Atrial fibrillation in thyrotoxicosis
- Atrial fibrillation occurs in about 10% of patients with thyrotoxicosis. The incidence is higher in men and increases with age, affecting almost half of all males with thyrotoxicosis over the age of 60.
- Subclinical thyrotoxicosis is a risk factor for atrial fibrillation.
- Characteristically, the ventricular rate is little influenced by digoxin but responds to the addition of a β-blocker.
- Thromboembolic vascular complications are particularly common in thyrotoxic atrial fibrillation, requiring anticoagulation unless contraindicated.
- Once thyroid hormone and TSH concentrations have been returned to normal, atrial fibrillation will spontaneously revert to sinus rhythm in about 50% of patients, but cardioversion may be required in the remainder.
Thyrotoxic crisis (Thyroid Storm)
- Thyroid storm or thyrotoxic crisis is a rare but life-threatening complication of thyrotoxicosis.
- The most prominent signs of thyroid storm include:
- Fever
- Agitation
- Delirium
- Tachycardia or atrial fibrillation
- Cardiac failure (more common in older patients)
- Thyrotoxic crisis is a medical emergency and has a mortality rate of 10% despite early recognition and treatment.
- The most common precipitating factor for thyrotoxic crisis is infection in a patient with previously unrecognized or inadequately treated thyrotoxicosis.
- It may also develop in known thyrotoxicosis shortly after thyroidectomy in an ill-prepared patient or within a few days of ^131I therapy, when acute radiation damage may lead to a transient rise in serum thyroid hormone levels.
- Urgent specialist endocrine input should be sought in cases of suspected 'thyroid storm' to confirm the diagnosis and provide advice on appropriate treatment.
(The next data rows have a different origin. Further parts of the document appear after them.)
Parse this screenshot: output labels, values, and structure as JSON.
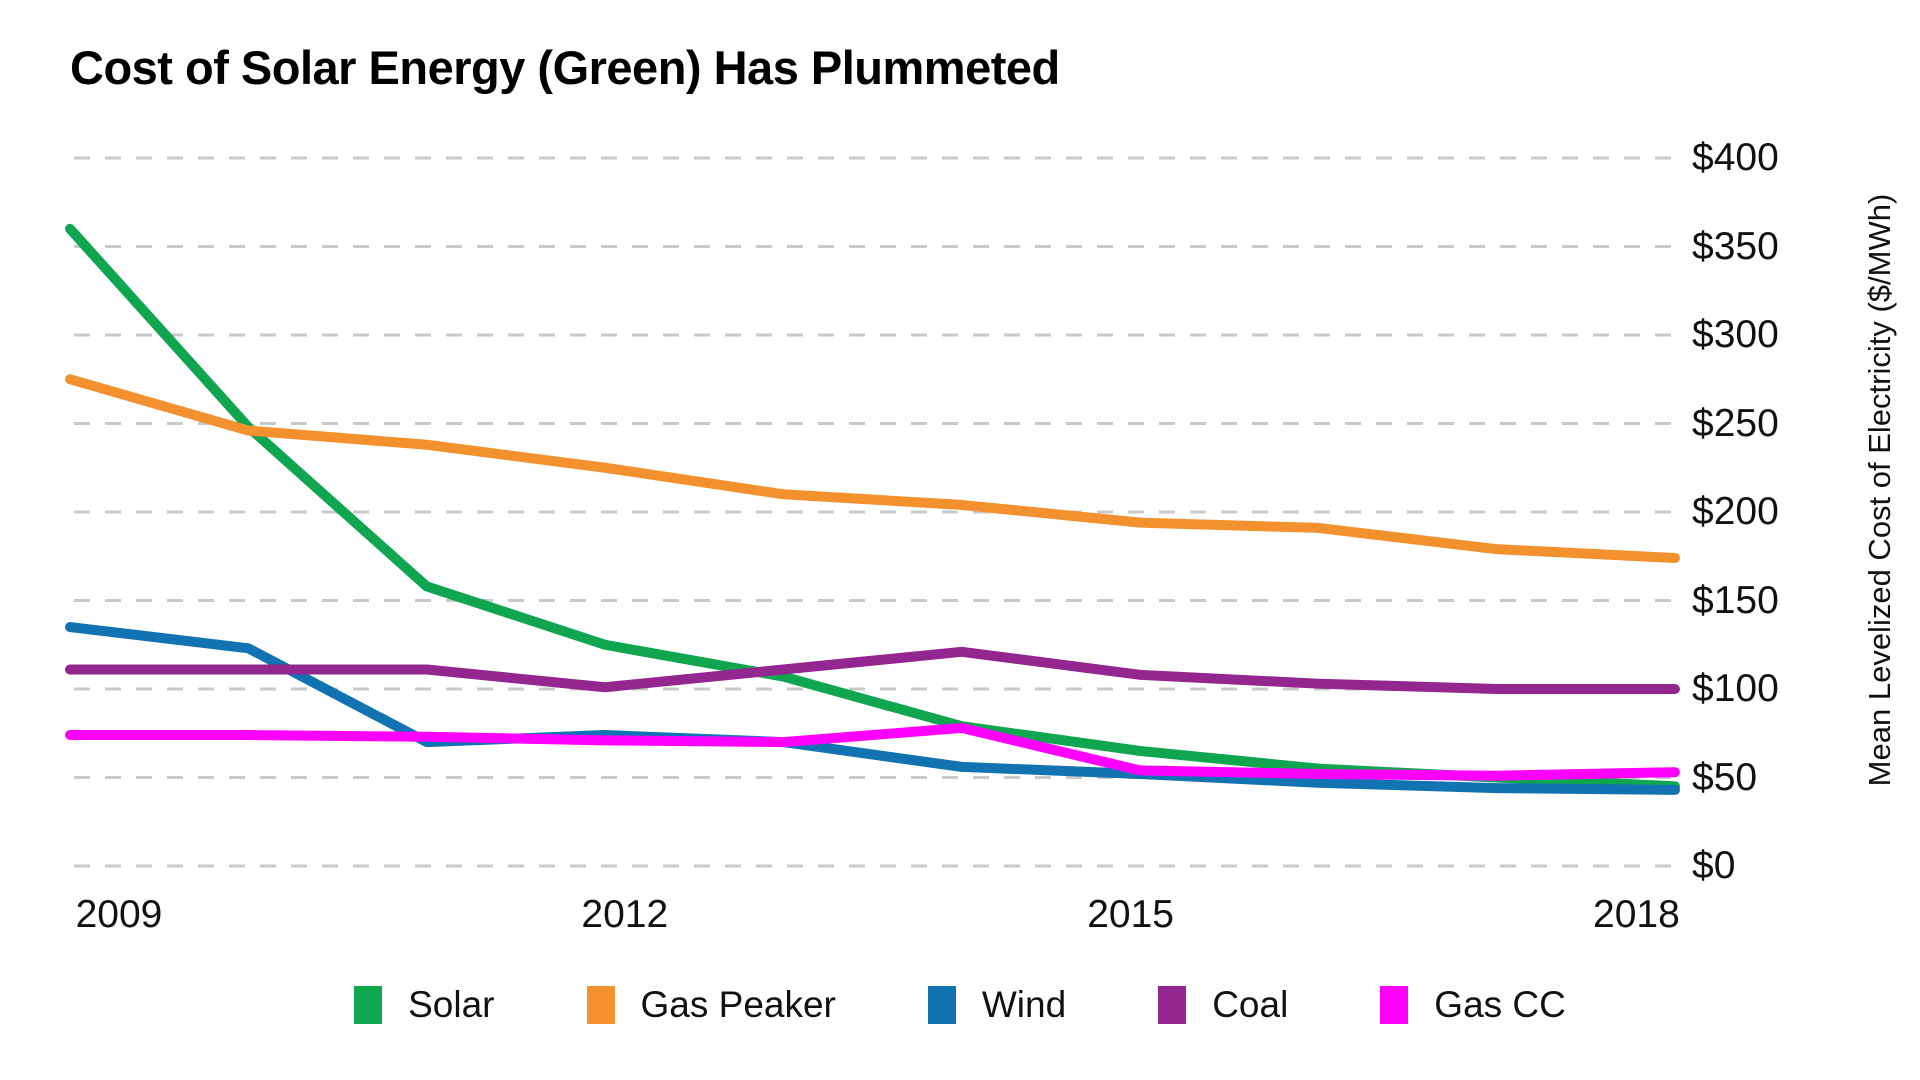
{
  "title": "Cost of Solar Energy (Green) Has Plummeted",
  "chart_data": {
    "type": "line",
    "title": "Cost of Solar Energy (Green) Has Plummeted",
    "xlabel": "",
    "ylabel": "Mean Levelized Cost of Electricity ($/MWh)",
    "x": [
      2009,
      2010,
      2011,
      2012,
      2013,
      2014,
      2015,
      2016,
      2017,
      2018
    ],
    "x_tick_labels": [
      "2009",
      "2012",
      "2015",
      "2018"
    ],
    "x_tick_years": [
      2009,
      2012,
      2015,
      2018
    ],
    "y_tick_labels": [
      "$0",
      "$50",
      "$100",
      "$150",
      "$200",
      "$250",
      "$300",
      "$350",
      "$400"
    ],
    "y_tick_values": [
      0,
      50,
      100,
      150,
      200,
      250,
      300,
      350,
      400
    ],
    "ylim": [
      0,
      400
    ],
    "grid": "horizontal-dashed",
    "legend_position": "bottom",
    "gridline_color": "#c9c9c9",
    "series": [
      {
        "name": "Solar",
        "color": "#0fa64f",
        "values": [
          360,
          248,
          158,
          125,
          107,
          79,
          65,
          55,
          50,
          45
        ]
      },
      {
        "name": "Gas Peaker",
        "color": "#f3912e",
        "values": [
          275,
          246,
          238,
          225,
          210,
          204,
          194,
          191,
          179,
          174
        ]
      },
      {
        "name": "Wind",
        "color": "#1173b2",
        "values": [
          135,
          123,
          70,
          74,
          70,
          56,
          52,
          47,
          44,
          43
        ]
      },
      {
        "name": "Coal",
        "color": "#93278f",
        "values": [
          111,
          111,
          111,
          101,
          111,
          121,
          108,
          103,
          100,
          100
        ]
      },
      {
        "name": "Gas CC",
        "color": "#ff00ff",
        "values": [
          74,
          74,
          73,
          71,
          70,
          78,
          54,
          52,
          51,
          53
        ]
      }
    ]
  }
}
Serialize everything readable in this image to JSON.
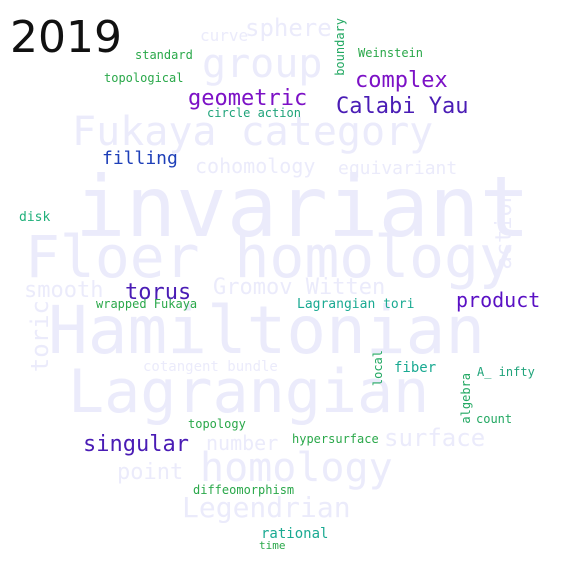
{
  "year": "2019",
  "colors": {
    "background_word": "#ebebfb",
    "year": "#111111"
  },
  "background_words": {
    "invariant": "invariant",
    "floer_homology": "Floer homology",
    "hamiltonian": "Hamiltonian",
    "lagrangian": "Lagrangian",
    "fukaya_category": "Fukaya category",
    "group": "group",
    "homology": "homology",
    "legendrian": "Legendrian",
    "sphere": "sphere",
    "cohomology": "cohomology",
    "equivariant": "equivariant",
    "gromov_witten": "Gromov Witten",
    "smooth": "smooth",
    "surface": "surface",
    "number": "number",
    "point": "point",
    "toric": "toric",
    "action": "action",
    "curve": "curve",
    "cotangent_bundle": "cotangent bundle"
  },
  "words": {
    "geometric": "geometric",
    "complex": "complex",
    "calabi_yau": "Calabi Yau",
    "filling": "filling",
    "torus": "torus",
    "product": "product",
    "singular": "singular",
    "standard": "standard",
    "topological": "topological",
    "circle_action": "circle action",
    "weinstein": "Weinstein",
    "boundary": "boundary",
    "disk": "disk",
    "wrapped_fukaya": "wrapped Fukaya",
    "lagrangian_tori": "Lagrangian tori",
    "fiber": "fiber",
    "local": "local",
    "a_infty": "A_ infty",
    "algebra": "algebra",
    "count": "count",
    "topology": "topology",
    "hypersurface": "hypersurface",
    "diffeomorphism": "diffeomorphism",
    "rational": "rational",
    "time": "time"
  }
}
- Initial treatment for thyroid storm includes:
- Rehydration
- Administration of propranolol (either orally at 80 mg 4 times daily or intravenously at 1–5 mg 4 times daily)
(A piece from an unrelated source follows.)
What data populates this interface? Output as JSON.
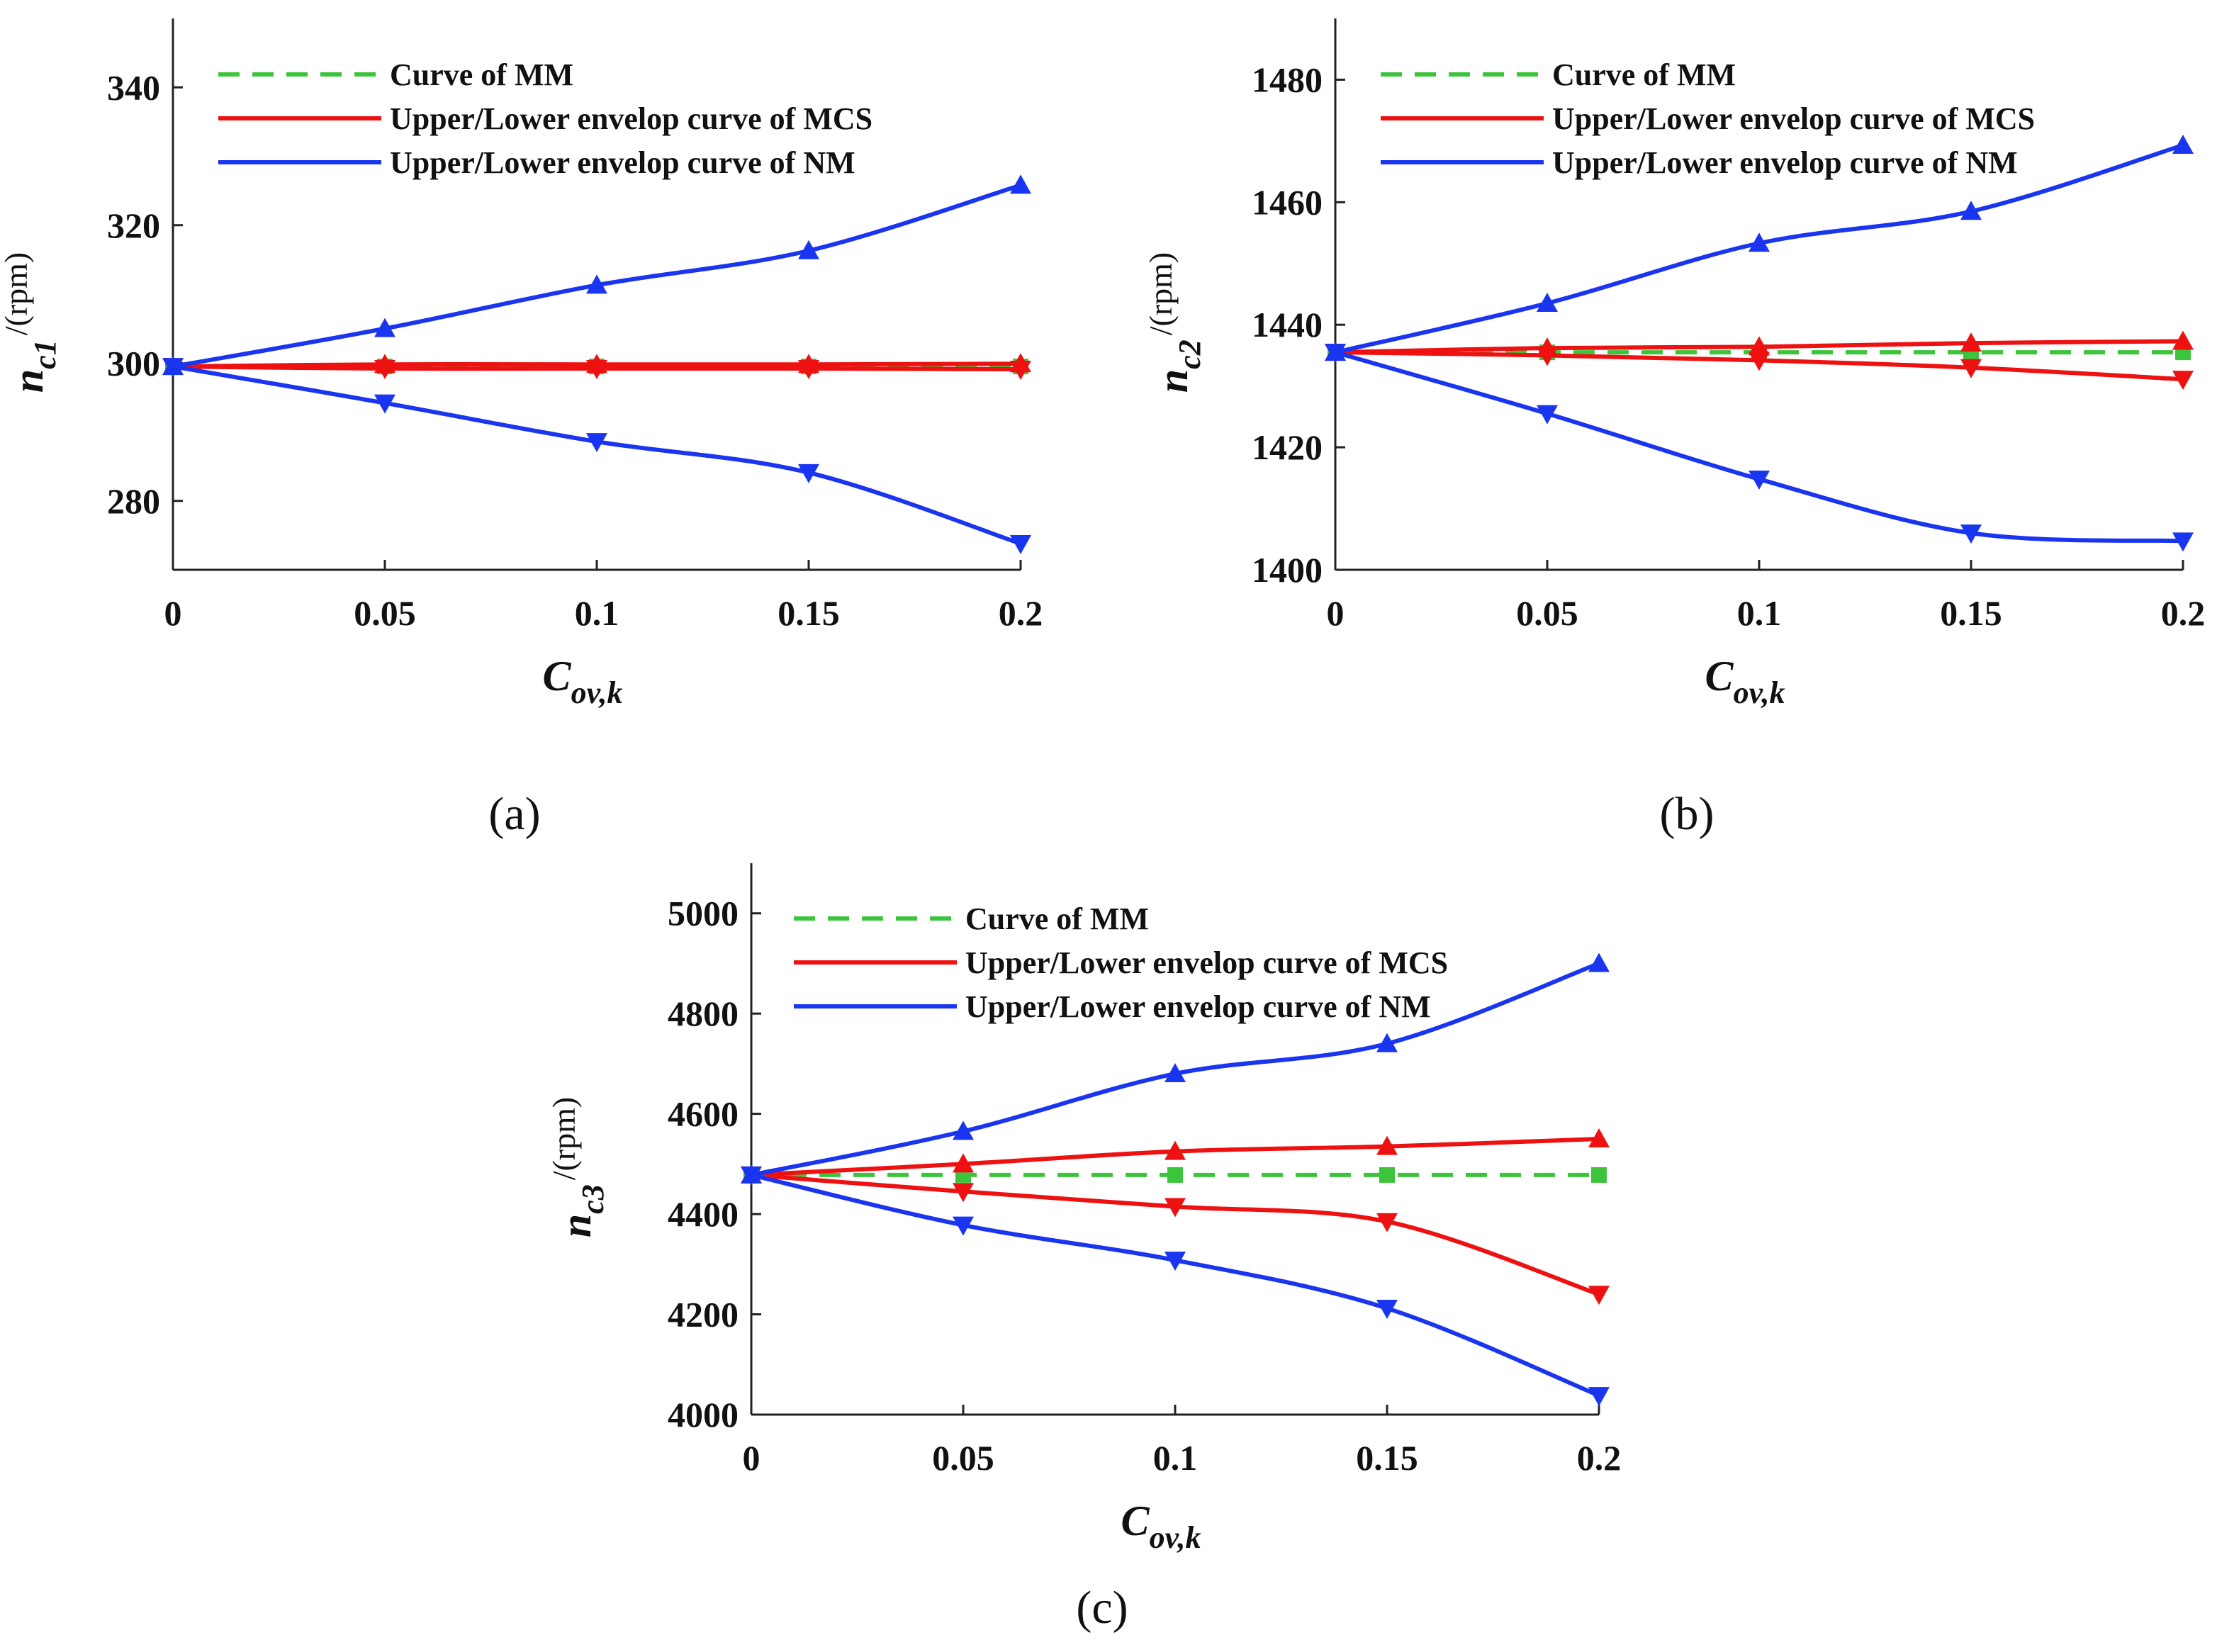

- Glucocorticoids (hydrocortisone 100 mg IV every 8 hours) and iodine to reduce the conversion of T4 to active T3.
- Sodium ipodate, a radiographic contrast medium (500 mg per day orally), can restore serum T3 levels to normal in 48–72 hours.
- If sodium ipodate is not available, potassium iodide or Lugol's solution are reasonable alternatives.
- Oral propylthiouracil (PTU) (200 mg every 4 hours) should be given to inhibit the synthesis of new thyroid hormone.
- PTU is preferred to carbimazole (20 mg every 6 hours) as it also inhibits the conversion of T4 to T3.
- If the patient is unconscious or uncooperative, PTU and propranolol can be administered by nasogastric tube.
- After 10–14 days, the patient can usually be maintained on carbimazole alone.
Hyperthyroidism in old age
- Thyrotoxicosis in old age commonly due to multinodular goitre.
- Clinical features include:
- Apathy
- Anorexia
- Proximal myopathy
- Atrial fibrillation
- Cardiac failure predominate.
- Non-thyroidal illness: Thyroid function tests are performed more frequently in older patients, but interpretation may be altered by intercurrent illness.